Fri, 30 Nov 2001

Tommy begins Day 1 in captivity

The Jakarta Post, Jakarta

The frivolity following the arrest of Hutomo "Tommy" Mandala Putra persisted on Thursday as authorities patted each other's backs and government officials glorified the belated capture as if a salvation to the nation's ills.

Despite the star-studded list of visitors to the Jakarta police headquarters and a media barrage, it is still unclear whether Tommy, 24 hours after his capture, had even tasted the four small walls and thin mattress of detention cell B5 prepared for him.

What is certain is that the youngest son of former president Soeharto spent almost all of Thursday being questioned.

There were scant details on the interrogation, but it is known that three teams of detectives questioned him. One for the murder of Supreme Court Justice M. Syaffiudin Kartasasmita, another for illegal possession of weapons and a third in connection to a series of bombing cases in the capital. The three groups talked with him for over six hours starting at about 12:30 p.m.

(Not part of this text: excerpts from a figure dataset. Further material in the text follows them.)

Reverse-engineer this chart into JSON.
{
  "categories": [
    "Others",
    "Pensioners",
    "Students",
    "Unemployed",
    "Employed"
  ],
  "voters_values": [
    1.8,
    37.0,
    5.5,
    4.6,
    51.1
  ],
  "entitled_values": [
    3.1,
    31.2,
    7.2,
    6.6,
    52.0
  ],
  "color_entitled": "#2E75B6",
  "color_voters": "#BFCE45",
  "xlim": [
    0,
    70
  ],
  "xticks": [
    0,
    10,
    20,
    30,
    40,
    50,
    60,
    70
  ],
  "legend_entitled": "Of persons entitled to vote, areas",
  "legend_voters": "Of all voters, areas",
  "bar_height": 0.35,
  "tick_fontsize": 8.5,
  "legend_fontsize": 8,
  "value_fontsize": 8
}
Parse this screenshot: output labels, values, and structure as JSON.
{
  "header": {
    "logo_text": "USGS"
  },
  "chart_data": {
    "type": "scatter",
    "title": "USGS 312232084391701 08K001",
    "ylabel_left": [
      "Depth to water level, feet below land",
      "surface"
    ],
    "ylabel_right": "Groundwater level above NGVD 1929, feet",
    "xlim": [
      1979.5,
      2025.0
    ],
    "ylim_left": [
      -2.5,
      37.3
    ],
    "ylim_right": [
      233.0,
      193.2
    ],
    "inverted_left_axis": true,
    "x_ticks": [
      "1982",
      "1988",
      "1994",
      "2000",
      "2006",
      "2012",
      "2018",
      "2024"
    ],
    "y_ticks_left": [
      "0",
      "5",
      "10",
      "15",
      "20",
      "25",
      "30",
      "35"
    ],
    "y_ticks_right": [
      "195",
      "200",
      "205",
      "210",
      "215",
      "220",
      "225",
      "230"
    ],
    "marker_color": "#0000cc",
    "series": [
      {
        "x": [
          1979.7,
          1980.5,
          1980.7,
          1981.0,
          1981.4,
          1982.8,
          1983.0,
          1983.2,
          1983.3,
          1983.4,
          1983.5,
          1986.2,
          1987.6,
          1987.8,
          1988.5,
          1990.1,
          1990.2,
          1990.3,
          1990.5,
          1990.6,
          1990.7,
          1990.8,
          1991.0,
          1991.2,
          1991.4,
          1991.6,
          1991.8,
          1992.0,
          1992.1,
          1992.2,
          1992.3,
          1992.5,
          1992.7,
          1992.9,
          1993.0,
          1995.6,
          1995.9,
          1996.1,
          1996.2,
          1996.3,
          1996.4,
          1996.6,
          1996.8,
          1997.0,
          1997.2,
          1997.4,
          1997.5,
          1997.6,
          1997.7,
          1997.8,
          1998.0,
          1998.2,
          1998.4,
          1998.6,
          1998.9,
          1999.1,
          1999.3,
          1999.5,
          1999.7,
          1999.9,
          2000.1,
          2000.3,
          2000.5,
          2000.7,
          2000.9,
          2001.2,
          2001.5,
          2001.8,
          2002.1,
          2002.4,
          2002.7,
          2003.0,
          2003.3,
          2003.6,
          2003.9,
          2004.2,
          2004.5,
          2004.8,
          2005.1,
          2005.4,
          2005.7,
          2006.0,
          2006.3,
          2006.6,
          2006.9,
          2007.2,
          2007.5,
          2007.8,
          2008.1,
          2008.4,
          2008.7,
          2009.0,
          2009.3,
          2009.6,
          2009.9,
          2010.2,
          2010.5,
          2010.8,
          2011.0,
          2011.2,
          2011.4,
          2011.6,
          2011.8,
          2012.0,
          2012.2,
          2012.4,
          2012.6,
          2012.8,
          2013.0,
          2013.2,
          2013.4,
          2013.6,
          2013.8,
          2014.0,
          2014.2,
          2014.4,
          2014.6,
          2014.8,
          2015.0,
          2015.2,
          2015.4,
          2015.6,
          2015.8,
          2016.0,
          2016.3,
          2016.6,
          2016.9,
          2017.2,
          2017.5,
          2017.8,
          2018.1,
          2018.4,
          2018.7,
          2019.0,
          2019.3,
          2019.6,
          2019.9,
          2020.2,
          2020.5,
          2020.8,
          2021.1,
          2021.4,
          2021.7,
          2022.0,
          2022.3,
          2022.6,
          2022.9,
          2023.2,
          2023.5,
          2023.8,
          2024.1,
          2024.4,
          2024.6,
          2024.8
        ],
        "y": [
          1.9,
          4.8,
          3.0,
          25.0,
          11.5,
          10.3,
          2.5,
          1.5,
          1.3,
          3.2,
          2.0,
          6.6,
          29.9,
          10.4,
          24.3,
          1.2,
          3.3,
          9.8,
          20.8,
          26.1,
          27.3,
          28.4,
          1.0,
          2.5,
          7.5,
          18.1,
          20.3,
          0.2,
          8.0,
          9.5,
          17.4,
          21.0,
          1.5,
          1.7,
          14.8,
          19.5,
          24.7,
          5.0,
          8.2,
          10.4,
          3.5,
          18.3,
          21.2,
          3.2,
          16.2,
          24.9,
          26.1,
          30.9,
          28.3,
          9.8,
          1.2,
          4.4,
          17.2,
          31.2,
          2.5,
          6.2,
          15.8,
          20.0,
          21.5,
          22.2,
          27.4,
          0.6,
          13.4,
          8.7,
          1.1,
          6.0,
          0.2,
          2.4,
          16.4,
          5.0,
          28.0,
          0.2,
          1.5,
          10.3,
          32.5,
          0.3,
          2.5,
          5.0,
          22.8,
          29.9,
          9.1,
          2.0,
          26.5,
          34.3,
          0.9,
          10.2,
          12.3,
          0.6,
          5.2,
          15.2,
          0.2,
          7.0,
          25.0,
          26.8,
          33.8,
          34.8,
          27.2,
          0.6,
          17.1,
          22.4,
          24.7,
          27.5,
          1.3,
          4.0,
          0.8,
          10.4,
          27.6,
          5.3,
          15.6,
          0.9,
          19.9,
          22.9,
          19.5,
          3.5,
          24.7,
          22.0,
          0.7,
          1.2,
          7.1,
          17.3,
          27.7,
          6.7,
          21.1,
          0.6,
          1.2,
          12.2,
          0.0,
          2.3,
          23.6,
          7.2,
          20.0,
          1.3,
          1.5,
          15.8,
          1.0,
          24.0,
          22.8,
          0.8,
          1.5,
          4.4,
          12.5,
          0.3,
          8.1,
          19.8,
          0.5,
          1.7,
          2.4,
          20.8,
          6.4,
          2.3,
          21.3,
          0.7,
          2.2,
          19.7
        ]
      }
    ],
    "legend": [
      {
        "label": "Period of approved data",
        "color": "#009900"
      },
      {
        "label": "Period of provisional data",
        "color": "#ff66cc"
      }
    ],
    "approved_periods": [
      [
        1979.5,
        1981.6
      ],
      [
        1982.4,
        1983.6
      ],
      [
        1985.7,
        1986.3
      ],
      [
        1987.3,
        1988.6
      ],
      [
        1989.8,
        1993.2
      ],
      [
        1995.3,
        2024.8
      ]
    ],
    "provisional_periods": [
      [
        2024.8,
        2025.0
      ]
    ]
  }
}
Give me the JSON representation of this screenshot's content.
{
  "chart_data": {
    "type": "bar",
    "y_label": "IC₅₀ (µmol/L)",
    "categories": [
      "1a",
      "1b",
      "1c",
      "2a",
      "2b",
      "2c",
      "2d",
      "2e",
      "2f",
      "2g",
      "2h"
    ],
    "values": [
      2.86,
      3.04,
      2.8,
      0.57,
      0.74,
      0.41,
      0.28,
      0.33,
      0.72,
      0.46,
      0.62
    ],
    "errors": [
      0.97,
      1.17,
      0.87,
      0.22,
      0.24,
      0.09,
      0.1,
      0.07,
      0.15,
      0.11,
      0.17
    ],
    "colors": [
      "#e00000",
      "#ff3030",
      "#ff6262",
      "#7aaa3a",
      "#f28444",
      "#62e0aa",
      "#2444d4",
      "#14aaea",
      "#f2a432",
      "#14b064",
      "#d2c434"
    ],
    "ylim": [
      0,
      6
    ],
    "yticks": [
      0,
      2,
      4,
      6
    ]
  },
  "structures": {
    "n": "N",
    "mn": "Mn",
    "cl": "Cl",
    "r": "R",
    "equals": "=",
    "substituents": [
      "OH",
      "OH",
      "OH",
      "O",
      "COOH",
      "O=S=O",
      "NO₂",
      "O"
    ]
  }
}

There had also been an earlier marathon interrogation which started the previous night and lasted till about 5 a.m.

Despite the bungled legal proceedings over Tommy's corruption case, Jakarta Police detective's chief Snr Comm. Adang Rochjana seemed confident that they could make the charges stick on the cases relating to premeditated murder and illegal arms possession.

Adang claimed Tommy was being investigated under Articles 340 and 341 in the murder case, along with Emergency Law No. 12/1951 for the weapons. The maximum penalty is death.

There was no explanation by the police on whether or not they would pursue the charge of contempt of court after fleeing following his verdict in a graft case.

Police on Thursday shrugged off continued skepticism over the arrest, refusing to let it ruin their red-letter day which saw the 26 policemen involved in the arrest given promotions, and National Police Chief Gen. Surujo Bimantoro handing over his post to Gen Da'i Bachtiar.

Jakarta Police chief Insp. Gen. Sofjan Jacoeb also insisted that Tommy was not being given special privileges, noting that he had rejected a request for a transfer to the Salemba penitentiary in Central Jakarta or Cipinang penitentiary in East Jakarta.

"There was such a request last night (from Tommy), but I maintained that there would be no special treatment," he said.

Sofjan also said that Tommy's female friend, Lani Banjarani, would likely be named a suspect for aiding Tommy's hiding.

During his first night in captivity several witnesses said Tommy rested inside the detention center office of deputy chief Adj. Comr. Hardiman and not his cell.

While being questioned, Tommy was accompanied by lawyer Elza Syarief. As he was taken for interrogation Tommy seemed relaxed, smirking as he donned a white T-shirt.

Any feelings of isolation during his year-long hideout were certainly cured in the last two days.

Apart from the constant barrage of reporters, legislators quickly got into the act as about 30 members of the House's Commission II visited to congratulate the police and get a peek at the 39-year-old in jail.

Earlier another group of legislators from Commission I also visited.

In the evening, Tommy's wife Ardhia Pramesti Regita Cahyani, popularly known as Tata, visited him for the second time. "I miss mas Tommy. I haven't been with him in a long time," she remarked. She was accompanied by Tommy's sister Siti Hediati Harjadi.

Tata's arrival immediately sparked another media frenzy with several pieces of police furniture falling victim to the crush of reporters.

Elsewhere government officials lauded the accomplishment, while neglecting the fact that it took over a year to catch one of the most famous faces in the country.

Coordinating Minister for the Economy Dorodjatun Kuntjoro- Jakti claimed that "this will provide certainty and lead to investor confidence, because law is being enforced."

Foreign Minister Hassan Wirayuda in Australia was quoted as saying that it was also proof that the government was intent on upholding justice.

People's Consultative Assembly Speaker Amien Rais however was more sober in his remarks: "It was nothing surprising, nothing exceptional."

"What the public will await now is the follow-up legal process," he said as quoted by Antara during a visit to Cirebon, West Java.